WASHINGTON, DC, Mar. 9, 01 (CWNews.com/LSN.ca) - The
Christian Medical Association (CMA) has joined with other
pro-life groups to launch a lawsuit against the Department
of Health and Human Services and the National Institutes of
Health to halt Clinton administration guidelines which
surreptitiously allowed federal funding of research that
uses stem cells harvested in a process which kills embryos.
The lawsuit notes that the Clinton guidelines violate a
Congressional ban on research using human embryos because
they "require and depend upon the destruction of living
human embryos." They "fundamentally undermine
long-established state laws and ethical norms that protect
human life from medical experimentation."
Dr. David Stevens, executive director of CMA, says that
since the use of adult stem cells in medical research is an
appropriate substitute for embryonic stem cells, "Why create
moral quandaries when ethical avenues of stem cell research
are available?" Senator Sam Brownback, R-Kansas, was
supportive of the pro-life effort. "It has never been
acceptable to kill one person for the benefit of another,"
The suit takes on even more significance in light of a study released
in Friday's issue of the New England Journal of Medicine
shows that the experimental treatment for Parkinson's
disease, which uses implants from the brain cells of
aborted babies, has "disastrous side effects."

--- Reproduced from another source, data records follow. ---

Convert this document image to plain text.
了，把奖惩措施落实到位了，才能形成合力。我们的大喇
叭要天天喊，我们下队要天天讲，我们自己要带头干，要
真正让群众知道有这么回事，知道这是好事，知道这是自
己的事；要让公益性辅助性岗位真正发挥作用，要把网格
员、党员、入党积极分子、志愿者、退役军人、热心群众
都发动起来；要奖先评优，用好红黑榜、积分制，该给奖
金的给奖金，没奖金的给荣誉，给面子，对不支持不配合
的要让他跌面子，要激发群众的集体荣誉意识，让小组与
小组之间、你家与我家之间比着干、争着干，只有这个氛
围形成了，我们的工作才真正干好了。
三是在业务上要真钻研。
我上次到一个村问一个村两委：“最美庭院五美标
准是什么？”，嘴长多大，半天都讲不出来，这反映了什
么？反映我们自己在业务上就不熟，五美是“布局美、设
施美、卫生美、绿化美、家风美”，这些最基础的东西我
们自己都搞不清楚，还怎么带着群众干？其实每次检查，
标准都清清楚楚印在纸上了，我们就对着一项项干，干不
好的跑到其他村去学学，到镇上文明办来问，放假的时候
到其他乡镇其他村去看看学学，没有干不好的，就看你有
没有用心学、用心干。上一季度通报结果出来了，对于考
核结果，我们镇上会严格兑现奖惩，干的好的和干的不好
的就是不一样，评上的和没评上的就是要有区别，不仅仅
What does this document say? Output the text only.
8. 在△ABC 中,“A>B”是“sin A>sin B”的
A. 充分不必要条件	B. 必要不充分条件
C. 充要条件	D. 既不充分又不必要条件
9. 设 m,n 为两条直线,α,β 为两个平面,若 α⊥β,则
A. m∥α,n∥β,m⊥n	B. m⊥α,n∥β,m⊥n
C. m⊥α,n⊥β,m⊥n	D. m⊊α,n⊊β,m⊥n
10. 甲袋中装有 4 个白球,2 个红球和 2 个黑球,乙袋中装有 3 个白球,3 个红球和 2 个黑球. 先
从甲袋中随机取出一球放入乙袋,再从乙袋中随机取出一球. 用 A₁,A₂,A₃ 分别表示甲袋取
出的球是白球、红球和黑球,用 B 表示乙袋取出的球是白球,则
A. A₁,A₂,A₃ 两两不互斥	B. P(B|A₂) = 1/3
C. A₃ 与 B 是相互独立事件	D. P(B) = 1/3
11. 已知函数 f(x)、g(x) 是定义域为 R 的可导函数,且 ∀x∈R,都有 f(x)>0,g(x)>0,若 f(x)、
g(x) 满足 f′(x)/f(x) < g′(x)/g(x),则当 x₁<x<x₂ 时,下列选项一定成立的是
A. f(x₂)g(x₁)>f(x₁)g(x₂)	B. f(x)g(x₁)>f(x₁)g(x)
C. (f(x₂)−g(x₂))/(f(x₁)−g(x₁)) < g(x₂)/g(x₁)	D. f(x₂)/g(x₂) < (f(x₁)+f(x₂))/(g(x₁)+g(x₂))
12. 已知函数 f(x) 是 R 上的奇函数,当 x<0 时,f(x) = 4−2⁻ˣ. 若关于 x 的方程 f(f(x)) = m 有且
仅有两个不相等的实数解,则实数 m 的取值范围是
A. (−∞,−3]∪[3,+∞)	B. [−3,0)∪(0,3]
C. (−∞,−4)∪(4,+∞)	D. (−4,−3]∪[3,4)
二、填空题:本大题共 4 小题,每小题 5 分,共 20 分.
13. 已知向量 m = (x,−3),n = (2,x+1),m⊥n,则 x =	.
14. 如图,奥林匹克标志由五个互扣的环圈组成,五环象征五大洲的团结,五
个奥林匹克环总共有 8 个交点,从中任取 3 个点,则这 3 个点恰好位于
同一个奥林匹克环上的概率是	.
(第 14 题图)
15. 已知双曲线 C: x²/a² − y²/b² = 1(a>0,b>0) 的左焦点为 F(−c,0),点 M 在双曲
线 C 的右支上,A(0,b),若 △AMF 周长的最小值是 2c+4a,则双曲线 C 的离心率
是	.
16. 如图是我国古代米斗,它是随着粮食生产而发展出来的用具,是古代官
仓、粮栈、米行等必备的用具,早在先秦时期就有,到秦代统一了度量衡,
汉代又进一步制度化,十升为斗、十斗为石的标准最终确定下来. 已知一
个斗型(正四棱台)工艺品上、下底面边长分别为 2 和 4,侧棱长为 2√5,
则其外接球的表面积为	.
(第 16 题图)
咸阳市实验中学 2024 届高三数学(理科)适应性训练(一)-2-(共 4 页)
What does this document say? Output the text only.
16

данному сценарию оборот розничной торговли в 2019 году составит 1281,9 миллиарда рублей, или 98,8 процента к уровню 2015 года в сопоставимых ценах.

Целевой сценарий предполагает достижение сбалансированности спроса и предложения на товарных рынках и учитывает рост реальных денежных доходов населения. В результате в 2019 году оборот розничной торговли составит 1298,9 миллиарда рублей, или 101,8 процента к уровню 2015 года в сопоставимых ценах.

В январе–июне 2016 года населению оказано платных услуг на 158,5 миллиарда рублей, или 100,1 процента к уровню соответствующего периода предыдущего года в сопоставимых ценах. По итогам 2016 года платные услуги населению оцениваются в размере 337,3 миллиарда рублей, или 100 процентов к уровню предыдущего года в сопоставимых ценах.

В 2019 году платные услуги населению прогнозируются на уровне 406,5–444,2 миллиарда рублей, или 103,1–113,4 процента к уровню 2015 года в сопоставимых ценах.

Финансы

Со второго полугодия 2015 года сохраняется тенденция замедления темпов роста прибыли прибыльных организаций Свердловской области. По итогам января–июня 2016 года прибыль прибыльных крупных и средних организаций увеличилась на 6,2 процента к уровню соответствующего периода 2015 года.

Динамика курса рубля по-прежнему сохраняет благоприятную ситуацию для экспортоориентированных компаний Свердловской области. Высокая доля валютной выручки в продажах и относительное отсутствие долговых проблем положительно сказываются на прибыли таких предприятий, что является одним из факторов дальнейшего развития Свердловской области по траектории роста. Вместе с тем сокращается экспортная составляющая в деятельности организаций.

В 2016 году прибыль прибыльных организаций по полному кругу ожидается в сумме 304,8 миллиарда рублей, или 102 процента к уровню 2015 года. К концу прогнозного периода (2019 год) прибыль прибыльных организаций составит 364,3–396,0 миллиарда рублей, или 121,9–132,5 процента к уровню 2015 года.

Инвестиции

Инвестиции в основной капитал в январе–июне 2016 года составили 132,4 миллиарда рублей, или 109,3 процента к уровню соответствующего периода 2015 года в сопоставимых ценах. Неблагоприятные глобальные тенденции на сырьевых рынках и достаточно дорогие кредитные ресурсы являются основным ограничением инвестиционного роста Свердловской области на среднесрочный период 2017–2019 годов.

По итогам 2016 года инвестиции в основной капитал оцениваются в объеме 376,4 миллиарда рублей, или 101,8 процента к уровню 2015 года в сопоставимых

The results have prompted researchers including Dr. Paul
Greene, a neurologist at the Columbia University College of
Physicians and Surgeons, to back out of work in the area.
"No more fetal transplants. We are absolutely and adamantly
convinced that this should be considered for research only.
And whether it should be researched in people is an open
question," said Greene.
In 15 percent of the patients who underwent an embryonic
stem cell treatment, the cells began producing too much
dopamine, causing patients to "chew constantly" and "writhe
and twist, jerk their heads, fling their arms about." Greene
remarked that the results are "absolutely devastating ... It
was tragic, catastrophic. It's a real nightmare. And we
can't selectively turn it off," he said.